The Agriculture Department report analysing farming systems in the southern medium to high rainfall zone was being compiled by Julia to help identify key areas for future research and development and apart from listing problems it also highlighted the gradual evolution of change that would open new opportunities for farmers.

Listed in the report was increased demand for wheat and barley, improved cropping conditions for the high rainfall area as a result of drier climate, biotechnology that could introduce "nutraceutical" benefits to crops, more global marketing opportunities as a result of e-commerce, and new opportunities for corporations to invest in farming.

Farmers responded to her appeal asking for their views on the changes they could foresee.

A priority for local famers was urgent help to identify the diseases that were decimating jarrah, flooded, red and white gums in their districts.

Farmers were concerned that the susceptibility of trees to insect attack and, in the case of white gums, aerial fungus, was the result of stress on the trees and there was a fear it would be blamed on agriculture.

Better use of water was seen as inevitable and the greater self-sufficiency in water and electricity were also a future trend.

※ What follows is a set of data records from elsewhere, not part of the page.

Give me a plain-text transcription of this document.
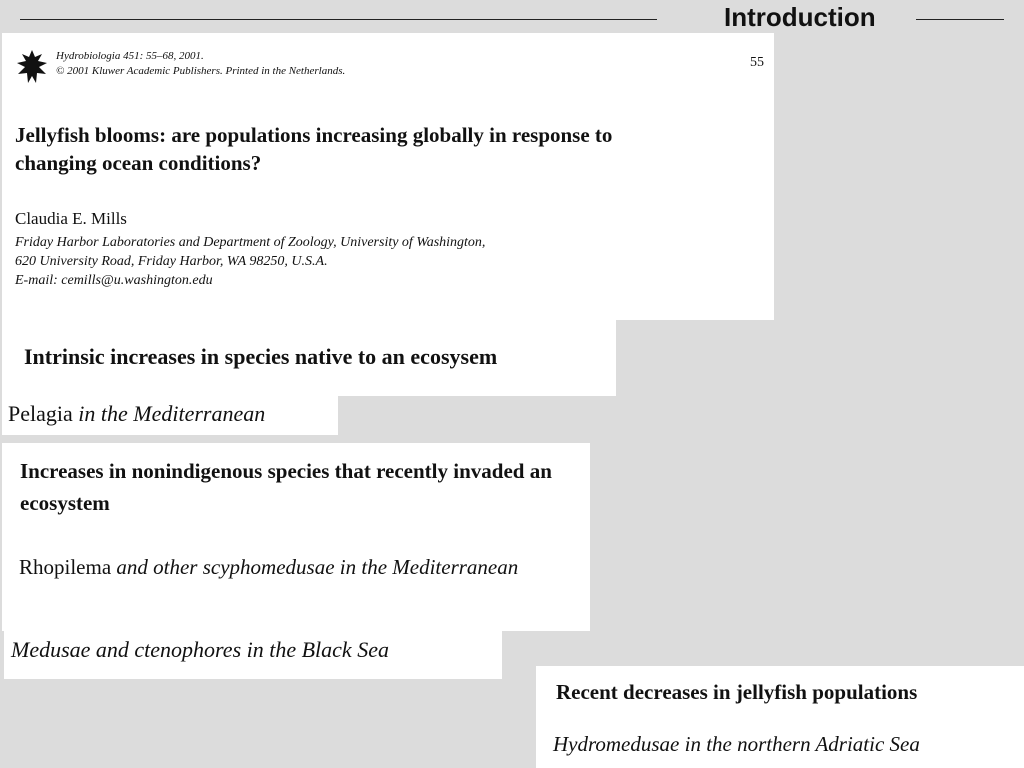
Introduction
Hydrobiologia 451: 55–68, 2001.
© 2001 Kluwer Academic Publishers. Printed in the Netherlands.
55
Jellyfish blooms: are populations increasing globally in response to changing ocean conditions?
Claudia E. Mills
Friday Harbor Laboratories and Department of Zoology, University of Washington,
620 University Road, Friday Harbor, WA 98250, U.S.A.
E-mail: cemills@u.washington.edu
Intrinsic increases in species native to an ecosysem
Pelagia in the Mediterranean
Increases in nonindigenous species that recently invaded an ecosystem
Rhopilema and other scyphomedusae in the Mediterranean
Medusae and ctenophores in the Black Sea
Recent decreases in jellyfish populations
Hydromedusae in the northern Adriatic Sea
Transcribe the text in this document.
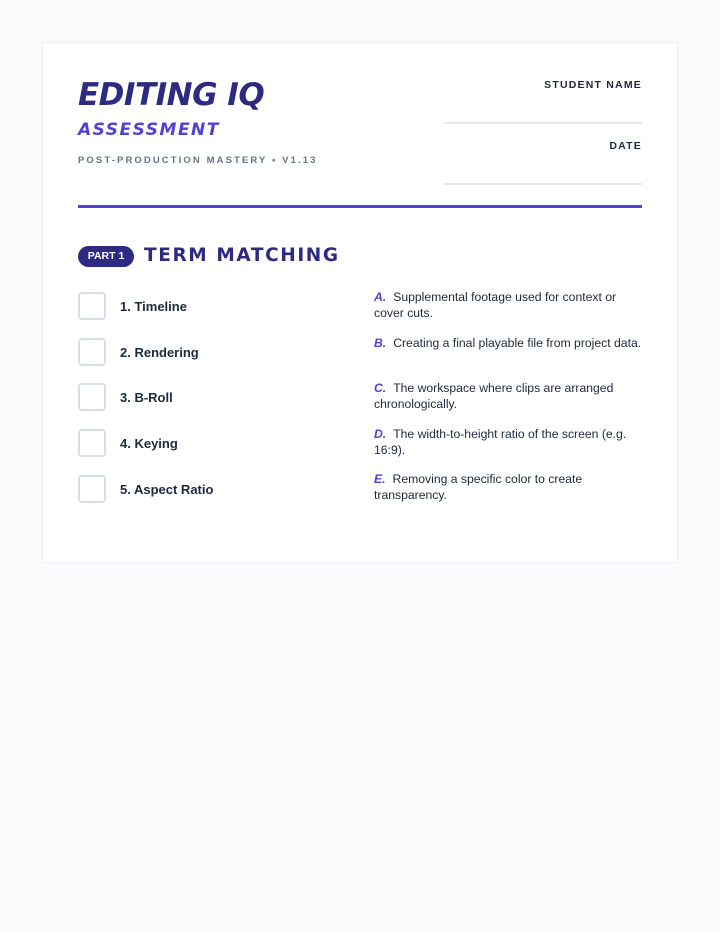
EDITING IQ
ASSESSMENT
POST-PRODUCTION MASTERY • V1.13
STUDENT NAME
DATE
PART 1	TERM MATCHING
1. Timeline
2. Rendering
3. B-Roll
4. Keying
5. Aspect Ratio
A. Supplemental footage used for context or cover cuts.
B. Creating a final playable file from project data.
C. The workspace where clips are arranged chronologically.
D. The width-to-height ratio of the screen (e.g. 16:9).
E. Removing a specific color to create transparency.
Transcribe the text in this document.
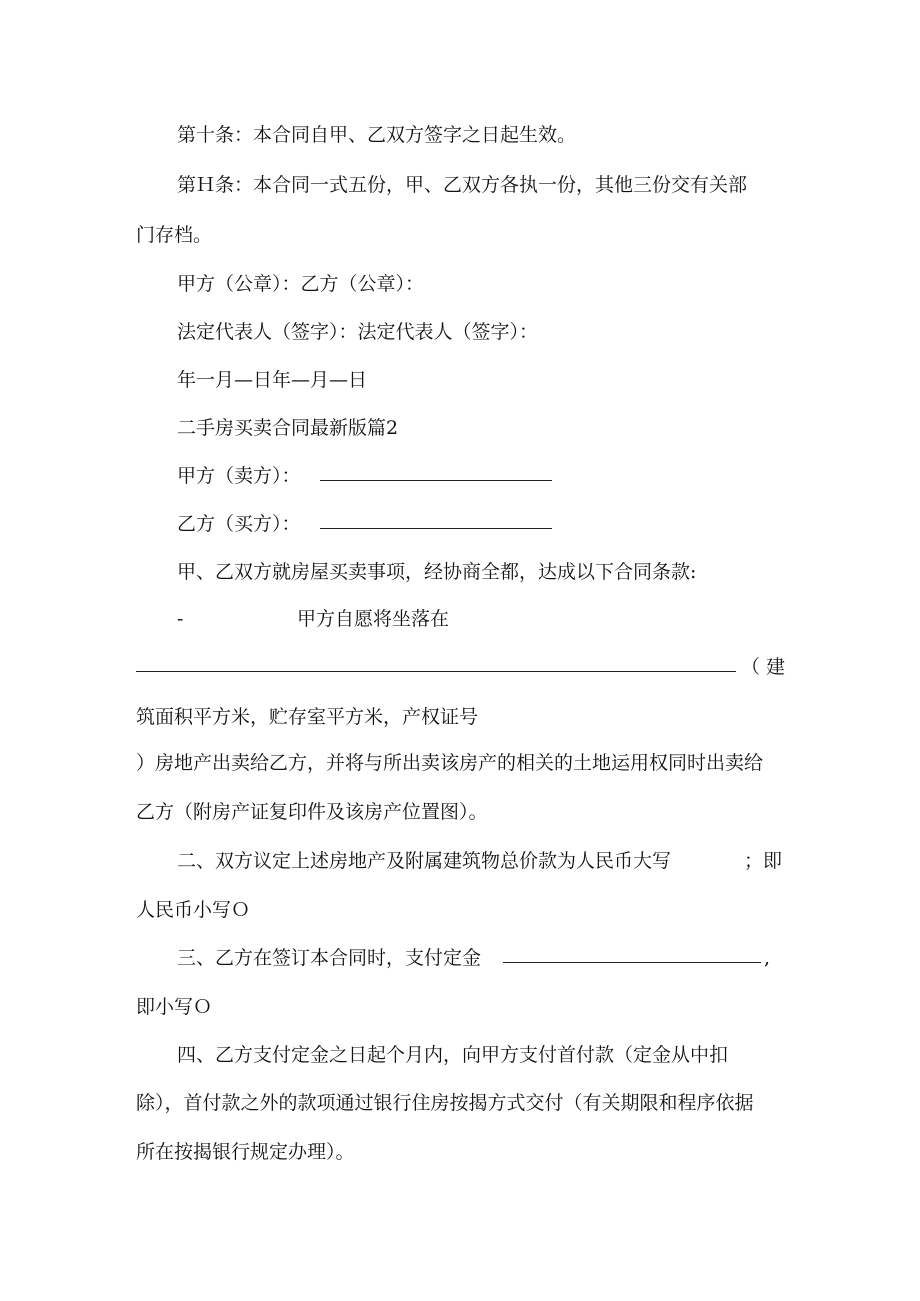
第十条：本合同自甲、乙双方签字之日起生效。
第Ｈ条：本合同一式五份，甲、乙双方各执一份，其他三份交有关部
门存档。
甲方（公章）：乙方（公章）：
法定代表人（签字）：法定代表人（签字）：
年一月—日年—月—日
二手房买卖合同最新版篇2
甲方（卖方）：
乙方（买方）：
甲、乙双方就房屋买卖事项，经协商全都，达成以下合同条款:
-	甲方自愿将坐落在
（ 建
筑面积平方米，贮存室平方米，产权证号
）房地产出卖给乙方，并将与所出卖该房产的相关的土地运用权同时出卖给
乙方（附房产证复印件及该房产位置图）。
二、双方议定上述房地产及附属建筑物总价款为人民币大写	；即
人民币小写Ｏ
三、乙方在签订本合同时，支付定金	,
即小写Ｏ
四、乙方支付定金之日起个月内，向甲方支付首付款（定金从中扣
除），首付款之外的款项通过银行住房按揭方式交付（有关期限和程序依据
所在按揭银行规定办理）。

They also perceived better land use would eventuate from identifying areas with special soil attributes and micro-climate and leasing them to people with the expertise to develop the area for specialised export horticultural crops.

The distrust of multinational companies and the desire by consumers to know and develop a relationship with a product was seen as an opportunity for farmers and there was a hope, that in their demand for a better environment, consumers would be prepared to pay more, knowing that farmers would not be forced to farm unsustainably.